In order to receive consideration for reasonable accommodations, you must contact the appropriate disability services office at the campus where you are officially enrolled, participate in an intake interview, and provide documentation based on the Educational Equity Documentation Guidelines. The documentation supports your request for reasonable accommodations, your campus’s disability services office will provide you with an accommodation letter. Please share this letter with your instructors and discuss the accommodations with them as early in your courses as possible. You must follow this process for every semester that you request accommodations.

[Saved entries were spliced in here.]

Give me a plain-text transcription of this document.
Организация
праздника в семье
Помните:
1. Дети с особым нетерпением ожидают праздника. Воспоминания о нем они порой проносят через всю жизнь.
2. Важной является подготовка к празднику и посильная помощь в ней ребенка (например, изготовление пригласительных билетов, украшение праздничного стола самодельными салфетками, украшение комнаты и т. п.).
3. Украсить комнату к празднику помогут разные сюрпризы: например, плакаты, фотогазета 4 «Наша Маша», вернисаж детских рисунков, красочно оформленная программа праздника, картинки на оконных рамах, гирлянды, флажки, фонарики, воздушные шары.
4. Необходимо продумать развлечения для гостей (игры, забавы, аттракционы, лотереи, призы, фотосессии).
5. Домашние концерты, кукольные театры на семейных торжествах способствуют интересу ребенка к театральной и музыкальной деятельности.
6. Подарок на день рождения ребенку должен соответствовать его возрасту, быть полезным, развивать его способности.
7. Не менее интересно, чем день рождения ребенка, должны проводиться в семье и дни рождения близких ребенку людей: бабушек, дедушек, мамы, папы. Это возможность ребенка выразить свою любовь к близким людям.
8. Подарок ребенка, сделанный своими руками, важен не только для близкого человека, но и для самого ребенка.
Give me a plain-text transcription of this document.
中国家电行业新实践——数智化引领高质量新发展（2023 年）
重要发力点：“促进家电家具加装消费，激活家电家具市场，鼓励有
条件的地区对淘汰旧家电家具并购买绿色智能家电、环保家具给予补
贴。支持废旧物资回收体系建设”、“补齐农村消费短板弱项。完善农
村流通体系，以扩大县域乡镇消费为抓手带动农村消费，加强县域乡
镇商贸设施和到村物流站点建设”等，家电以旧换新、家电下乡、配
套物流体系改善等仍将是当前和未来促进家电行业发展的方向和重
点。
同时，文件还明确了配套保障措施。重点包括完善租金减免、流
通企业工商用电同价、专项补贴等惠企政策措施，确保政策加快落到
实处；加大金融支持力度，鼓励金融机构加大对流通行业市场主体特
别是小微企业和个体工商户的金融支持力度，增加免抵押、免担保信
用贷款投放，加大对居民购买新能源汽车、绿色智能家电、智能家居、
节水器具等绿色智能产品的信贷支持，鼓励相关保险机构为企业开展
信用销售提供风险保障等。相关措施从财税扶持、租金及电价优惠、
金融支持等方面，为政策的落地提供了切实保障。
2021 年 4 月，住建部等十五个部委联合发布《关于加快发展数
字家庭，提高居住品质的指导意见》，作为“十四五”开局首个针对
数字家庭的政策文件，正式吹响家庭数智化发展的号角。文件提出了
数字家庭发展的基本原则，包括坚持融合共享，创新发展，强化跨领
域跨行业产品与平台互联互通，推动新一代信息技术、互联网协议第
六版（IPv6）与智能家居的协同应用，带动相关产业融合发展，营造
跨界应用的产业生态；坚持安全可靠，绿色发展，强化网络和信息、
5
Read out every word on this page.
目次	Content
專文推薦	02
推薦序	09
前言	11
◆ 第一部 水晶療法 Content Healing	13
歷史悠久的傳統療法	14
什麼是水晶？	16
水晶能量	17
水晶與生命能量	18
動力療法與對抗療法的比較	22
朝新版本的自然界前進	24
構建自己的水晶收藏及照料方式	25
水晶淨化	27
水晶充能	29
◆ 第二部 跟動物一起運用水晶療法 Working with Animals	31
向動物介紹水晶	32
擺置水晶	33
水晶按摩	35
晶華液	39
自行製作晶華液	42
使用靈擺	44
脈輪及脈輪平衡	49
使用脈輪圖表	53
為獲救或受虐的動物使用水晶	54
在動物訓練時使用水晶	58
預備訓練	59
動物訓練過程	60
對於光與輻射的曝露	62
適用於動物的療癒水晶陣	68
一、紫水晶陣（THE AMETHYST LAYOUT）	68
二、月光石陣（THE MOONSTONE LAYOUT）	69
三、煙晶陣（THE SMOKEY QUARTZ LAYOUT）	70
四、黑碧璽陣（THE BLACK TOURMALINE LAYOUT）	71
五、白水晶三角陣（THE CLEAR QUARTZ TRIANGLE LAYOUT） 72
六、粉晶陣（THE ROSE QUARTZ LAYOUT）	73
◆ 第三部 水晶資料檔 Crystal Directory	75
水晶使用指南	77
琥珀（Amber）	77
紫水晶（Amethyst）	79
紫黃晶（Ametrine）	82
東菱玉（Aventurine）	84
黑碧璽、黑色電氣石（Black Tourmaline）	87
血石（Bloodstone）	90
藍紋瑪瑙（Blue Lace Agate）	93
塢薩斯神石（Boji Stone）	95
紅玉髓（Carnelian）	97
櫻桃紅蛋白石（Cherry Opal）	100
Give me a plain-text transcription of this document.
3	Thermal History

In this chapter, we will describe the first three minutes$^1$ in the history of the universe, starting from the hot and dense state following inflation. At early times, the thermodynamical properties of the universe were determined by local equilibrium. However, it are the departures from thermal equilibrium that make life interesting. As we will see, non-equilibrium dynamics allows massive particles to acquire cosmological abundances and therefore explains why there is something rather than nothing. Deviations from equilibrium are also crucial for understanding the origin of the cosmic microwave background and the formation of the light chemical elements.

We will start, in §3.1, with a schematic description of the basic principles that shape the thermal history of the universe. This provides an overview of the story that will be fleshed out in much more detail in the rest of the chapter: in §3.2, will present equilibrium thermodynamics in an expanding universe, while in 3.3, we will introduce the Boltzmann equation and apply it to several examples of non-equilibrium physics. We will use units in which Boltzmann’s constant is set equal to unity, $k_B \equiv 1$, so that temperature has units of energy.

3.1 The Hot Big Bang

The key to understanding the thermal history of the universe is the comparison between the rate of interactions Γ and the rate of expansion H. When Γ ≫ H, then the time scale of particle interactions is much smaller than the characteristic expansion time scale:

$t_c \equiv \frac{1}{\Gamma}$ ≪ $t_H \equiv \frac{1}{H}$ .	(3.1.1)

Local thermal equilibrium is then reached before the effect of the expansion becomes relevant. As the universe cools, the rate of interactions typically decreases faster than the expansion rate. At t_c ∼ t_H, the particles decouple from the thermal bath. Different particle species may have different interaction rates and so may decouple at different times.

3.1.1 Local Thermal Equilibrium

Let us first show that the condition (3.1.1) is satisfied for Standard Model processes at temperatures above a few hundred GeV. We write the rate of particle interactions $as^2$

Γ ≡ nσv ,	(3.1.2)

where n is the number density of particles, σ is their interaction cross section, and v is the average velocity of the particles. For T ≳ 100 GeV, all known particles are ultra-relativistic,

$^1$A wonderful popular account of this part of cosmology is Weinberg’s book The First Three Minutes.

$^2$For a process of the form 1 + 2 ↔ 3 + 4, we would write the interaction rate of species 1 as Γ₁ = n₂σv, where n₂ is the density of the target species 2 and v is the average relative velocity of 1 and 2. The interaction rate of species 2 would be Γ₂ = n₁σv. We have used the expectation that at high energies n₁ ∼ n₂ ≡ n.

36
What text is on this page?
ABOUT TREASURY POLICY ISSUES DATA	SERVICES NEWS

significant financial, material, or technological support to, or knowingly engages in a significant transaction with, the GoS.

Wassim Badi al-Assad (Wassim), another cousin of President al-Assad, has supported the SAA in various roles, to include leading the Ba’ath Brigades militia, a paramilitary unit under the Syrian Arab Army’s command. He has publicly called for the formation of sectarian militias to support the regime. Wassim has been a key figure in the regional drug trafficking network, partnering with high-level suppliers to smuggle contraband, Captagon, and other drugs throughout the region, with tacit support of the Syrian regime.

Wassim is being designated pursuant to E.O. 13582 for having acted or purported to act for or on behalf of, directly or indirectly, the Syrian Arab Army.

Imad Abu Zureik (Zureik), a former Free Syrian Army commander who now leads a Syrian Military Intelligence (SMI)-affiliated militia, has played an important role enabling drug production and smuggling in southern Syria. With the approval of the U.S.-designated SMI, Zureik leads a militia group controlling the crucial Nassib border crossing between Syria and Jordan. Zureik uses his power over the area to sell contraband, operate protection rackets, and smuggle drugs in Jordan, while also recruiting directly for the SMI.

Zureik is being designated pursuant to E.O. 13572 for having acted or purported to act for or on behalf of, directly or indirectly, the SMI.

This course abides by the Penn State Class Attendance Policy 42-27, Attendance Policy E-11:, and Conflict Exam Policy 44-3. Please also see Illness Verification Policy, and Religious Observance Policy. Students who miss class for legitimate reasons will be given a reasonable opportunity to make up missed work, including exams and quizzes.  Students are not required to secure the signature of medical personnel in the case of illness or injury and should use their best judgment on whether they are well enough to attend class or not; the University Health Center will not provide medical verification for minor illnesses or injuries. Other legitimate reasons for missing class include religious observance, family emergencies, and regularly scheduled university-approved curricular or extracurricular activities.  Students who encounter serious family, health, or personal situations that result in extended absences should contact the Office of Student and Family Services for help.  Whenever possible, students participating in University-approved activities should submit to the instructor a Class Absence Form available from the Registrar's Office: at least one week prior to the activity.

Weather Delays

Campus emergencies, including weather delays, are announced on Penn State News and communicated to cellphones, email, the Penn State Facebook page, and Twitter via PSUAlert (Sign up at:

Deferred Grades

If you are prevented from completing this course within the prescribed amount of time, it is possible to have the grade deferred with the concurrence of the instructor. To seek a deferred grade, you must submit a written request (by e-mail or U.S. post) to your instructor describing the reason(s) for the request. It is up to your instructor to determine whether or not you will be permitted to receive a deferred grade. If, for any reason, the course work for the deferred grade is not complete by the assigned time, a grade of "F" will be automatically entered on your transcript.

Military Personnel

Veterans and currently serving military personnel and/or spouses with unique circumstances (e.g., upcoming deployments, drill/duty requirements, disabilities, VA appointments, etc.) are welcome and encouraged to communicate these, in advance if possible, to the instructor in the case that special arrangements need to be made.

Disclaimer Statement

Please note that the specifics of this Course Syllabus can be changed at any time, and you will be responsible for abiding by any such changes. Changes will be posted to the course discussion forum.